In this study, a benchmark of 60 true/false questions regarding the diagnosis and management of traumatic dental injuries was developed by two experienced endodontists, based on the latest International Association of Dental Traumatology (IADT) guidelines. The benchmark aimed to assess the performance of five different large language models (LLMs) in a clinical context, validated by external experts for clarity and objectivity. The models were tested under two conditions: zero-shot and zero-shot with context, simulating different user scenarios. A total of 18,000 interactions were collected, and responses were evaluated against a predefined ground truth.

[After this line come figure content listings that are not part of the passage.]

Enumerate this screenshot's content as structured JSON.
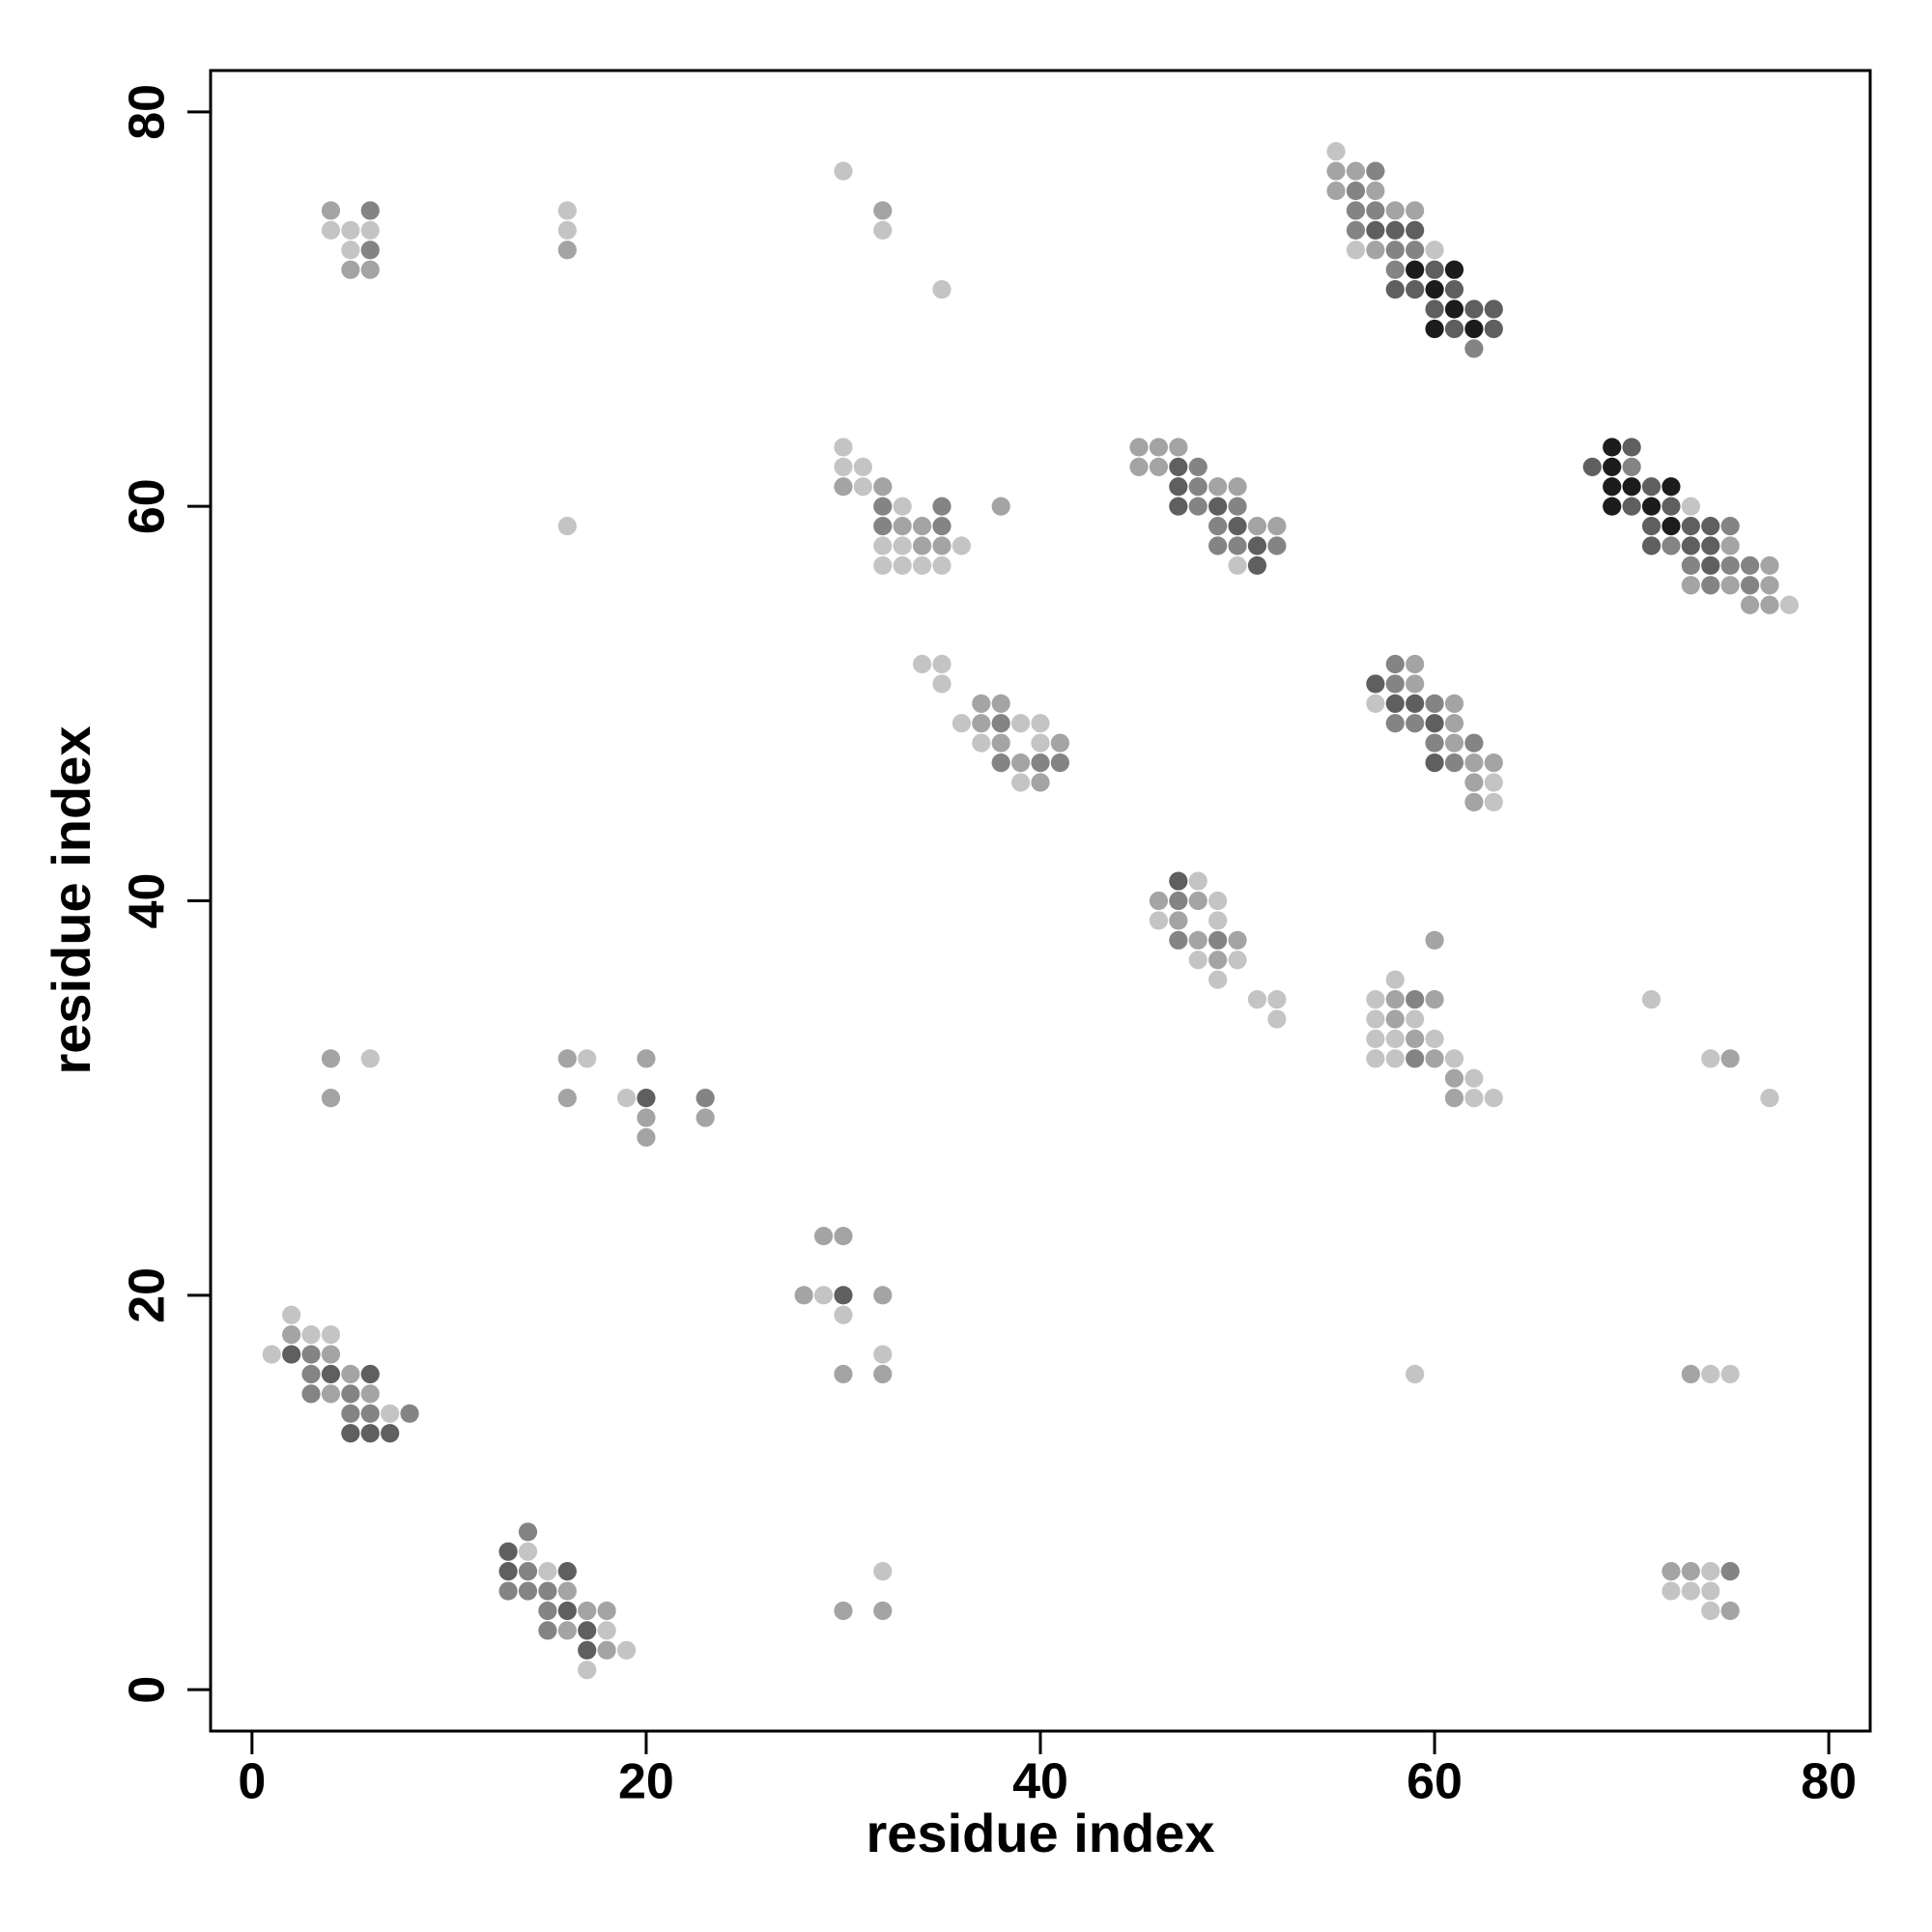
{
  "chart_data": {
    "type": "scatter",
    "xlabel": "residue index",
    "ylabel": "residue index",
    "xlim": [
      -2.1,
      82.1
    ],
    "ylim": [
      -2.1,
      82.1
    ],
    "xticks": [
      0,
      20,
      40,
      60,
      80
    ],
    "yticks": [
      0,
      20,
      40,
      60,
      80
    ],
    "series": [
      {
        "color": "#c4c4c4",
        "x": [
          4,
          5,
          6,
          5,
          16,
          16,
          30,
          32,
          35,
          55,
          56,
          60,
          30,
          30,
          31,
          31,
          33,
          32,
          33,
          36,
          32,
          33,
          34,
          35,
          16,
          50,
          73,
          78,
          34,
          35,
          35,
          36,
          39,
          40,
          37,
          40,
          39,
          57,
          63,
          63,
          48,
          49,
          46,
          49,
          48,
          50,
          49,
          51,
          52,
          52,
          58,
          57,
          57,
          59,
          57,
          58,
          60,
          57,
          58,
          61,
          62,
          62,
          63,
          71,
          74,
          77,
          6,
          17,
          19,
          29,
          30,
          32,
          59,
          74,
          75,
          2,
          3,
          4,
          1,
          7,
          14,
          15,
          18,
          19,
          17,
          32,
          74,
          72,
          73,
          74,
          74
        ],
        "y": [
          74,
          74,
          74,
          73,
          75,
          74,
          77,
          74,
          71,
          78,
          73,
          73,
          63,
          62,
          62,
          61,
          60,
          58,
          58,
          58,
          57,
          57,
          57,
          57,
          59,
          57,
          60,
          55,
          52,
          52,
          51,
          49,
          49,
          49,
          48,
          48,
          46,
          50,
          46,
          45,
          41,
          40,
          39,
          39,
          37,
          37,
          36,
          35,
          35,
          34,
          36,
          35,
          34,
          34,
          33,
          33,
          33,
          32,
          32,
          32,
          31,
          30,
          30,
          35,
          32,
          30,
          32,
          32,
          30,
          20,
          19,
          17,
          16,
          16,
          16,
          19,
          18,
          18,
          17,
          14,
          7,
          6,
          3,
          2,
          1,
          6,
          6,
          5,
          5,
          5,
          4
        ]
      },
      {
        "color": "#a4a4a4",
        "x": [
          4,
          5,
          6,
          16,
          32,
          55,
          56,
          55,
          57,
          58,
          59,
          57,
          30,
          32,
          38,
          33,
          34,
          34,
          35,
          45,
          46,
          47,
          45,
          46,
          49,
          50,
          51,
          52,
          75,
          77,
          73,
          75,
          77,
          76,
          77,
          37,
          38,
          37,
          38,
          41,
          39,
          40,
          59,
          59,
          61,
          61,
          61,
          62,
          63,
          62,
          62,
          46,
          48,
          47,
          48,
          50,
          49,
          60,
          58,
          60,
          58,
          59,
          60,
          61,
          61,
          75,
          4,
          4,
          16,
          16,
          20,
          20,
          20,
          23,
          29,
          30,
          28,
          32,
          30,
          32,
          73,
          2,
          4,
          5,
          4,
          6,
          16,
          17,
          18,
          16,
          18,
          30,
          32,
          72,
          73,
          75
        ],
        "y": [
          75,
          72,
          72,
          73,
          75,
          77,
          77,
          76,
          76,
          75,
          75,
          73,
          61,
          61,
          60,
          59,
          59,
          58,
          58,
          63,
          63,
          63,
          62,
          62,
          61,
          61,
          59,
          59,
          58,
          57,
          56,
          56,
          56,
          55,
          55,
          50,
          50,
          49,
          48,
          48,
          47,
          46,
          52,
          51,
          50,
          49,
          48,
          47,
          47,
          46,
          45,
          40,
          40,
          39,
          38,
          38,
          37,
          38,
          35,
          35,
          34,
          33,
          32,
          31,
          30,
          32,
          32,
          30,
          32,
          30,
          32,
          29,
          28,
          29,
          23,
          23,
          20,
          20,
          16,
          16,
          16,
          18,
          17,
          16,
          15,
          15,
          5,
          4,
          4,
          3,
          2,
          4,
          4,
          6,
          6,
          4
        ]
      },
      {
        "color": "#848484",
        "x": [
          6,
          6,
          57,
          56,
          56,
          57,
          56,
          58,
          59,
          58,
          62,
          32,
          35,
          32,
          35,
          48,
          48,
          48,
          50,
          49,
          49,
          50,
          52,
          70,
          75,
          72,
          73,
          75,
          76,
          74,
          76,
          38,
          38,
          40,
          41,
          58,
          58,
          60,
          58,
          59,
          60,
          62,
          61,
          47,
          47,
          49,
          59,
          59,
          23,
          3,
          3,
          3,
          5,
          5,
          6,
          8,
          14,
          14,
          13,
          14,
          15,
          15,
          15,
          75
        ],
        "y": [
          75,
          73,
          77,
          76,
          75,
          75,
          74,
          73,
          73,
          72,
          68,
          60,
          60,
          59,
          59,
          62,
          61,
          60,
          60,
          59,
          58,
          58,
          58,
          62,
          59,
          58,
          57,
          57,
          57,
          56,
          56,
          49,
          47,
          47,
          47,
          52,
          51,
          50,
          49,
          49,
          48,
          48,
          47,
          40,
          38,
          38,
          35,
          32,
          30,
          17,
          16,
          15,
          15,
          14,
          14,
          14,
          8,
          6,
          5,
          5,
          5,
          4,
          3,
          6
        ]
      },
      {
        "color": "#5f5f5f",
        "x": [
          57,
          58,
          59,
          60,
          58,
          59,
          61,
          60,
          62,
          63,
          61,
          63,
          47,
          47,
          47,
          49,
          50,
          51,
          51,
          70,
          68,
          71,
          70,
          72,
          71,
          73,
          74,
          71,
          73,
          74,
          74,
          57,
          58,
          59,
          60,
          60,
          47,
          20,
          30,
          2,
          4,
          6,
          5,
          6,
          7,
          13,
          13,
          16,
          16,
          17,
          17
        ],
        "y": [
          74,
          74,
          74,
          72,
          71,
          71,
          71,
          70,
          70,
          70,
          69,
          69,
          62,
          61,
          60,
          60,
          59,
          58,
          57,
          63,
          62,
          61,
          60,
          60,
          59,
          59,
          59,
          58,
          58,
          58,
          57,
          51,
          50,
          50,
          49,
          47,
          41,
          30,
          20,
          17,
          16,
          16,
          13,
          13,
          13,
          7,
          6,
          6,
          4,
          3,
          2
        ]
      },
      {
        "color": "#1c1c1c",
        "x": [
          59,
          61,
          60,
          61,
          60,
          62,
          69,
          69,
          69,
          70,
          72,
          69,
          71,
          72
        ],
        "y": [
          72,
          72,
          71,
          70,
          69,
          69,
          63,
          62,
          61,
          61,
          61,
          60,
          60,
          59
        ]
      }
    ]
  }
}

Statistical analysis was conducted using R, focusing on sensitivity, specificity, and overall diagnostic performance through a Generalized Linear Mixed Model (GLMM). The results indicated that Microsoft Copilot and DeepSeek-V3 exhibited the highest accuracy and consistency over the testing period. Notably, the use of calibration prompts did not significantly enhance the models’ performance. The findings suggest that while free LLMs can serve as valuable tools for disseminating dental trauma information, their application should be guided by reliable scientific sources and professional oversight to ensure accuracy and reliability in clinical practice.